For the first time since CivicScience has been tracking the “dog vs. cat” debate, the number of people who own both a cat and a dog has eclipsed the number of households that own a cat only. Dog ownership has spiked over 21% since 2017 and shows few signs of abating. Obviously, this is good news for our canine friends. Cats, however, are singing the blues (cue the wailing). Cat ownership is down 16% since 2017, and down 29% since 2016.
So what is behind the ascendance of dogs? We looked at numbers year-over-year, from May 2017 to May 2018 compared to the past year. And what we found is that the rise cuts across a wide swath of America.

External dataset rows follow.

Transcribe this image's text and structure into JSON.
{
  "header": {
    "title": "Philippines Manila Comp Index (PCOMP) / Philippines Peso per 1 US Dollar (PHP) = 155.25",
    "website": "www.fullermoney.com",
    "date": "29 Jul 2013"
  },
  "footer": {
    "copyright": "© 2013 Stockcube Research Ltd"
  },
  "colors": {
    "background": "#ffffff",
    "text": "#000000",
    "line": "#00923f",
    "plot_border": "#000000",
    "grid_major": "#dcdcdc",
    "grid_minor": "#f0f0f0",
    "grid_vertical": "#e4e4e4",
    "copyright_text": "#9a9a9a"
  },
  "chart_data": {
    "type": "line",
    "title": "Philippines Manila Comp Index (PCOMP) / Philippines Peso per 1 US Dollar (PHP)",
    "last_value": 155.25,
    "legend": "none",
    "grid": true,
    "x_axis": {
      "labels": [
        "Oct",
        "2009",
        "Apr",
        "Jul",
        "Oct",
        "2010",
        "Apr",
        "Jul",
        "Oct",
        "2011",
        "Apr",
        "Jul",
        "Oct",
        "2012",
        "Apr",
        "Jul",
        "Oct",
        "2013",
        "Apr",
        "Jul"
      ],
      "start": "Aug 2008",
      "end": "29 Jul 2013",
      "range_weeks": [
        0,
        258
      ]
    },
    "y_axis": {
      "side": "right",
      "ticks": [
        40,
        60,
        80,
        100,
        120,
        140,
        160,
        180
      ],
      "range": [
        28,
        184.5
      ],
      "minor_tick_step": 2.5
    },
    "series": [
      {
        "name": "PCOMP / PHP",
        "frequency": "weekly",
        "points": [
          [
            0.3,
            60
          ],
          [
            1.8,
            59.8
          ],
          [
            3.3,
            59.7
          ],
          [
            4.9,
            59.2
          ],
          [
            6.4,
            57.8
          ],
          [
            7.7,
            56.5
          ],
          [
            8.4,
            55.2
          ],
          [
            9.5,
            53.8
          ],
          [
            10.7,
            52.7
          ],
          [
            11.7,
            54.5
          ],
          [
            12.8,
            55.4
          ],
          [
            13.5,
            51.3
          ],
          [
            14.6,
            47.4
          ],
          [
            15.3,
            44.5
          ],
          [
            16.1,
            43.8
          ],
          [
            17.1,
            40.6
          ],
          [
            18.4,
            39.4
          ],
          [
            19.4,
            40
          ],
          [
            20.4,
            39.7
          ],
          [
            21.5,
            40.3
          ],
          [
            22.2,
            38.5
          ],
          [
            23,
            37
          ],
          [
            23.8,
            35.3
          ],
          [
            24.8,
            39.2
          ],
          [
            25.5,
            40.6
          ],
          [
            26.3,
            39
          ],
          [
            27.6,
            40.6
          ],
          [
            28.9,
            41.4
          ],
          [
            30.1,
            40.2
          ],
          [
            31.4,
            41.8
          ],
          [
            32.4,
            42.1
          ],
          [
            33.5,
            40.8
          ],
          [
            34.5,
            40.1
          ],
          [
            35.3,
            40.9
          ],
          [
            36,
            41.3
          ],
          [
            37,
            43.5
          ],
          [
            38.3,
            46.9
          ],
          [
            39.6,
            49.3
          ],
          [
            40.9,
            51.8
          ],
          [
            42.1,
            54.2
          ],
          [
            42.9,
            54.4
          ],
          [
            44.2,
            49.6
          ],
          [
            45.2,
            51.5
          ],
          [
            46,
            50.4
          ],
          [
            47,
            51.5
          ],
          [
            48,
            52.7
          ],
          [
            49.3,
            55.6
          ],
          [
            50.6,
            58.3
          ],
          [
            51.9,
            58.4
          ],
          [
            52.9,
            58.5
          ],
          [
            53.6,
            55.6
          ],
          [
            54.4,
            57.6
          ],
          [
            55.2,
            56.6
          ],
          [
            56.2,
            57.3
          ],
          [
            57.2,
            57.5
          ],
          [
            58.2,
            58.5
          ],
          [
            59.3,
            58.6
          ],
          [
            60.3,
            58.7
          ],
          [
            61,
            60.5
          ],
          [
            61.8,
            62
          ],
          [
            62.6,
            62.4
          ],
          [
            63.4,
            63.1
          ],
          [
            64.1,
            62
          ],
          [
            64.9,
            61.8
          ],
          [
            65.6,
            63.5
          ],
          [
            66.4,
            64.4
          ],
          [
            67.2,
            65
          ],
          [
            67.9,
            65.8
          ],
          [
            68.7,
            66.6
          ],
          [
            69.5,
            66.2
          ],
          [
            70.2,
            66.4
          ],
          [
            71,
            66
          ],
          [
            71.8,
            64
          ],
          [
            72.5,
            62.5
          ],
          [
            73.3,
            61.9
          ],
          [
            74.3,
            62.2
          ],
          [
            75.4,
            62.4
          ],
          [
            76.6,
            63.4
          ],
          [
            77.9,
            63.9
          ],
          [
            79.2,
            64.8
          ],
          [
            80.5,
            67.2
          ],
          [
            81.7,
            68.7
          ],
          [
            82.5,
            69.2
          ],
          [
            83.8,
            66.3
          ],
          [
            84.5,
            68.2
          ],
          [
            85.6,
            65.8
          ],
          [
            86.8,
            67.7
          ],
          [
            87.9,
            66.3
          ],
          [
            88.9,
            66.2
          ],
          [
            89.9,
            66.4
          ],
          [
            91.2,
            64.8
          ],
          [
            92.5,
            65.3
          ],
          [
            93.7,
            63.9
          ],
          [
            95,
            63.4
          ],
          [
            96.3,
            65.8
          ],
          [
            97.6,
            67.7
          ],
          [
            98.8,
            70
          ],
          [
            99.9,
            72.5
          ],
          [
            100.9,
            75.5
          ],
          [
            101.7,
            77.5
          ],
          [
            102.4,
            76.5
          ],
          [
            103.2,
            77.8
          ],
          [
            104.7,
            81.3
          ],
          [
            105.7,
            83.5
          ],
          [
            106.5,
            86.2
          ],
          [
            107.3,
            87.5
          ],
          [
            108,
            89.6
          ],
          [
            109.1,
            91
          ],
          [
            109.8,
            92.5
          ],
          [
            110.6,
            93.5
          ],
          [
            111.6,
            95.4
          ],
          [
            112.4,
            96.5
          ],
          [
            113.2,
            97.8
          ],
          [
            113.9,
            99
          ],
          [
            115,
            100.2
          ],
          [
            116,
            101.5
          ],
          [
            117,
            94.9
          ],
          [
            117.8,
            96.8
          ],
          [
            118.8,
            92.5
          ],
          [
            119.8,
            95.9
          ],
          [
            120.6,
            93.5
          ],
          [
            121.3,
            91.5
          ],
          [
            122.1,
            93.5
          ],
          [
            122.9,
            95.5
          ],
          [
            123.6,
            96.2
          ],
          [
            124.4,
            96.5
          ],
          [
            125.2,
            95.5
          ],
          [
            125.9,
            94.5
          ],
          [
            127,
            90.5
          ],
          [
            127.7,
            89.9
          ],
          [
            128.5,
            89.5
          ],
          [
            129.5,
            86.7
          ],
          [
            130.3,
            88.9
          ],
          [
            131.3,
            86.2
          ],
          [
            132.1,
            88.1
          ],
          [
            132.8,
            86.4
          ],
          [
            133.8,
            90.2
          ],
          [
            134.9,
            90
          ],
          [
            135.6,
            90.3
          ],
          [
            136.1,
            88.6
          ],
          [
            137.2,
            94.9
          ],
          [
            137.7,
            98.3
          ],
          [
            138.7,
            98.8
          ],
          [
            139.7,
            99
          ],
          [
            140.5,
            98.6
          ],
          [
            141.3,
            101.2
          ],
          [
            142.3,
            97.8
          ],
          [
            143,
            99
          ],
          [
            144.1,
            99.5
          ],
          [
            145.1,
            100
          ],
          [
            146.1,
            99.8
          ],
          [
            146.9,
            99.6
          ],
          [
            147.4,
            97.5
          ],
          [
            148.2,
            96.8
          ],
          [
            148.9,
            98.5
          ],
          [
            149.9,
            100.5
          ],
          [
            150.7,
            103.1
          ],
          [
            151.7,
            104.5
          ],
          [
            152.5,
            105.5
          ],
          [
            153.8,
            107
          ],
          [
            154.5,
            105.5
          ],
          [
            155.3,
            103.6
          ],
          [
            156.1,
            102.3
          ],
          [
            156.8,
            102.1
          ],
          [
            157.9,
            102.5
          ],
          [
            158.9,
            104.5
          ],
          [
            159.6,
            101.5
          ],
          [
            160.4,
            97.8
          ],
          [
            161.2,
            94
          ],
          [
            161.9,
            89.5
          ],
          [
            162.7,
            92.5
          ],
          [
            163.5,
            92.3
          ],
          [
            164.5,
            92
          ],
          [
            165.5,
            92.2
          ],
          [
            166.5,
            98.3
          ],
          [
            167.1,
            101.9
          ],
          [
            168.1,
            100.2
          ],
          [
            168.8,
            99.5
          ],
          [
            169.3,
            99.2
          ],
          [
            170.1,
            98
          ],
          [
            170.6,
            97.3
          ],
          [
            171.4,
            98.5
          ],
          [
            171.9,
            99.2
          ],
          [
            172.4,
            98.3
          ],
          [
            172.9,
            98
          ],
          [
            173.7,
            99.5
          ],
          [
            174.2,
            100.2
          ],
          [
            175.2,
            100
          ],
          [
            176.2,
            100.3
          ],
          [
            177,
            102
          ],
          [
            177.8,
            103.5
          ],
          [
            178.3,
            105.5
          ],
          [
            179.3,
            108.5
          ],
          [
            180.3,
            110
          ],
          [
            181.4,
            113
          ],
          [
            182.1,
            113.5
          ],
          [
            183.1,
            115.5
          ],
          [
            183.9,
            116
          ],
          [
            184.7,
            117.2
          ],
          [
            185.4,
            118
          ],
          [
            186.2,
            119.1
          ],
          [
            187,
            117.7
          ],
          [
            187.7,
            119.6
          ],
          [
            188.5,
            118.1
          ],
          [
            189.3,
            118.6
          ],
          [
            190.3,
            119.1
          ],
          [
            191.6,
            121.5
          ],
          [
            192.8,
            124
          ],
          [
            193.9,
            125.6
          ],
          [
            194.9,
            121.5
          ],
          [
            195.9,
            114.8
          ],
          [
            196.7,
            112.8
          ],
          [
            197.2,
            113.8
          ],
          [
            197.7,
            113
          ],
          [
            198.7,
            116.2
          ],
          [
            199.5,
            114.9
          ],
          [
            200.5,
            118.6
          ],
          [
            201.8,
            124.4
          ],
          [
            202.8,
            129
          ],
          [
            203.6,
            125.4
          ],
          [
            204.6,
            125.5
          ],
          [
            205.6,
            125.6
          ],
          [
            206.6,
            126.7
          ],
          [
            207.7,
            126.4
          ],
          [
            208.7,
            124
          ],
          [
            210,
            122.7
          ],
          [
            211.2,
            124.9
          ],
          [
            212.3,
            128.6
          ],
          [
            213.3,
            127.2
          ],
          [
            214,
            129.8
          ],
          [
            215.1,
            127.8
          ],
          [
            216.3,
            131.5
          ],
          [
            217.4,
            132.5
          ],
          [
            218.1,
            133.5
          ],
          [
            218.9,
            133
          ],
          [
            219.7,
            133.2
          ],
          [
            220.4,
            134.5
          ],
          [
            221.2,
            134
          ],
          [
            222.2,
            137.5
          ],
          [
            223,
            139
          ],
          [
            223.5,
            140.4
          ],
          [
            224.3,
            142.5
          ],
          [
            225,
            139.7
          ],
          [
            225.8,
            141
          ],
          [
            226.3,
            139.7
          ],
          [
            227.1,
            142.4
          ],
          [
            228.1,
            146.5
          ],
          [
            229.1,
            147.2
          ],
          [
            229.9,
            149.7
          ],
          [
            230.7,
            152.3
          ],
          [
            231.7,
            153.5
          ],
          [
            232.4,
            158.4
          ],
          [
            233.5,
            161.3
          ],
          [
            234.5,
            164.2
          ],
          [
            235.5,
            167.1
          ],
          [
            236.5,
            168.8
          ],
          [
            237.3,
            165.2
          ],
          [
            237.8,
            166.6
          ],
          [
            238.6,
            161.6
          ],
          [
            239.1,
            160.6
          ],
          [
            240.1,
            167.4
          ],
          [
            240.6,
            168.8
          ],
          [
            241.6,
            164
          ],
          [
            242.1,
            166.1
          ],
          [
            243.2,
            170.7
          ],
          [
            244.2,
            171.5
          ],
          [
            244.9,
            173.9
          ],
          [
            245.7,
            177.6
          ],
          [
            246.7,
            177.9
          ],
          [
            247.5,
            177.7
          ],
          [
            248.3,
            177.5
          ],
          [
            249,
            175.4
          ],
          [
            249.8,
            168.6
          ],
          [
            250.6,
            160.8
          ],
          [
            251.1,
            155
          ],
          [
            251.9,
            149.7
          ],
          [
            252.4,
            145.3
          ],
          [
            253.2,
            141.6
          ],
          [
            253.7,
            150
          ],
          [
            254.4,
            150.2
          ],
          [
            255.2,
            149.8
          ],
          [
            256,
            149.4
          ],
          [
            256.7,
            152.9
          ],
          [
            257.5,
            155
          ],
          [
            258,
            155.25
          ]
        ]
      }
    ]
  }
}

Let’s start with age. The first chart below shows dog and cat ownership across age groups from May 2017 to May 2018. The chart in the second tab is for the past year, and you’ll note while all age groups showed some increase in dog ownership, the under-25 crowd led the way with a whopping increase of 42%.
We also looked to see if there was a difference when it came to gender. And you know what? The answer is yes, as women have acquired dogs at a higher rate than men since 2017.
You’ll see dog ownership has gone up 17% among men and 23% among women.
Comparing pet ownership with residential area, city and suburban dwellers are lapping rural Americans when it comes to dog ownership.
Looking at the data year-over-year, dog ownership is up 30% in the cities and 21% in the suburbs. This compares to “only” a 9% rise in rural areas.
The trend is clear: Dogs are barking their way up the charts, whereas cats are losing their pawhold in American homes – and not by a whisker, either.